You can also look at volume.log in the log zip file. At the end you'll see a section that begins
=== df -h ===
Filesystem Size Used Avail Use% Mounted on
udev 10M 4.0K 10M 1% /dev
/dev/md0 4.0G 955M 2.7G 26% /
tmpfs 1.9G 8.0K 1.9G 1% /dev/shm
tmpfs 1.9G 11M 1.9G 1% /run
tmpfs 961M 31M 931M 4% /run/lock
tmpfs 1.9G 0 1.9G 0% /sys/fs/cgroup/dev/md0 is the root volume.
There's also a === df -i === section that gives inode usage for ext volumes. Check that also, since the arm-based OS-6 ReadyNAS like the RN214 use the ext file system for the root volume. (x86 OS-6 ReadyNAS use btrfs for the root volume).
Normally the root volume is around 25% full (or less).
sluicegates wrote:
either way, none of this explains why all shares invisible in the Web UI - so I can't change settings/priviledges etc, move data or run backup jobs from the Web Interface - as shares "no longer exist".
It does sound like some configuration files got garbled on the NAS. Often that is a side-effect of a full root volume, but I have seen some other posts where that doesn't seem to be the cause. Paid netgear support can diagnose/repair it remotely.

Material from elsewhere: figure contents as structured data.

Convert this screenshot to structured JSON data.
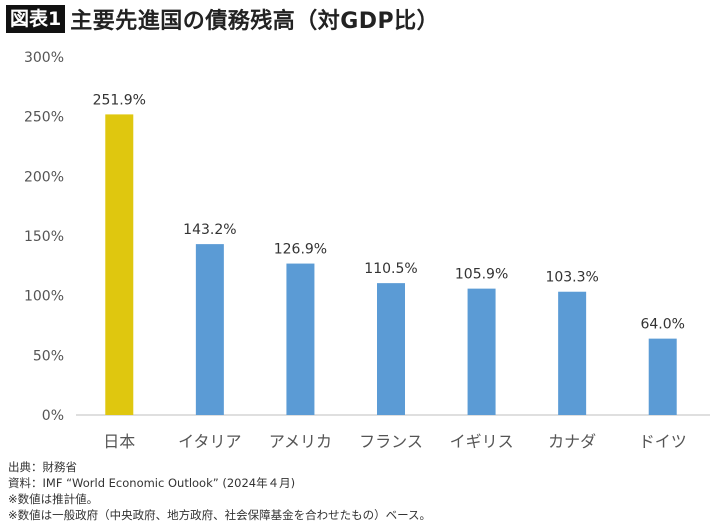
{
  "header": {
    "badge": "図表1",
    "title": "主要先進国の債務残高（対GDP比）"
  },
  "chart_data": {
    "type": "bar",
    "title": "主要先進国の債務残高（対GDP比）",
    "categories": [
      "日本",
      "イタリア",
      "アメリカ",
      "フランス",
      "イギリス",
      "カナダ",
      "ドイツ"
    ],
    "values": [
      251.9,
      143.2,
      126.9,
      110.5,
      105.9,
      103.3,
      64.0
    ],
    "data_labels": [
      "251.9%",
      "143.2%",
      "126.9%",
      "110.5%",
      "105.9%",
      "103.3%",
      "64.0%"
    ],
    "ylim": [
      0,
      300
    ],
    "yticks": [
      0,
      50,
      100,
      150,
      200,
      250,
      300
    ],
    "ytick_labels": [
      "0%",
      "50%",
      "100%",
      "150%",
      "200%",
      "250%",
      "300%"
    ],
    "grid": false,
    "colors": {
      "highlight": "#dfc70f",
      "default": "#5b9bd5"
    },
    "highlight_index": 0
  },
  "notes": [
    "出典：財務省",
    "資料：IMF “World Economic Outlook” (2024年４月)",
    "※数値は推計値。",
    "※数値は一般政府（中央政府、地方政府、社会保障基金を合わせたもの）ベース。"
  ]
}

On the mapped drives - if you use XRAID, then you can map the full data volume to a drive letter using CMD on the PC:
net use * /delete
net use t: \\nas-ip-address\data /user:admin nas-admin-password
will map the data volume to drive letter T: (when you use the real IP address and NAS admin password of course). The first command will dismount any other mapped drives. You do need to be careful on the typing (both slash direction and spaces).
Once you've done that, you can see all the share folders in the root of T (along with home, and some hidden folders like .apps). Often when a share goes missing, the folder (and contents) are still intact. If that's the case, there are some simple ways to recover the share configuration. For instance, if the share was called "share" you could
- rename the share folder in t: to "tempshare"
- create a new share called "share" in the web ui.
- rename the share folder in t: to "xshare"
- rename "tempshare" to "share"
Getting rid of the empty xshare folder would require use of ssh - shares look like folders, but they actually are btrfs subvolumes. You won't be able to delete them from Windows (though renaming them works).
- sluicegatesNov 30, 2018Aspirant
Hi,
thanks for the help. I looked at the logs, nothing whacky and root volume is around 20%. anyway, we're 80% through rebuilding the array using data recovery - that's working fine. To be clear, this is not the only copy of the data we have, but it is the only version that has all of the projects in one place, and is our offsite DR vault. Freaks us out when it goes awry.
As we're nearly done with recovery, i'll leave this investigation here and put it down to weirdness. we'll look into a second-line back-up of the vault, and in the interim we'll watch this NAS (we have others) like a hawk.
thanks for your help - appreciate it. nice to know there's some willing expertise out there!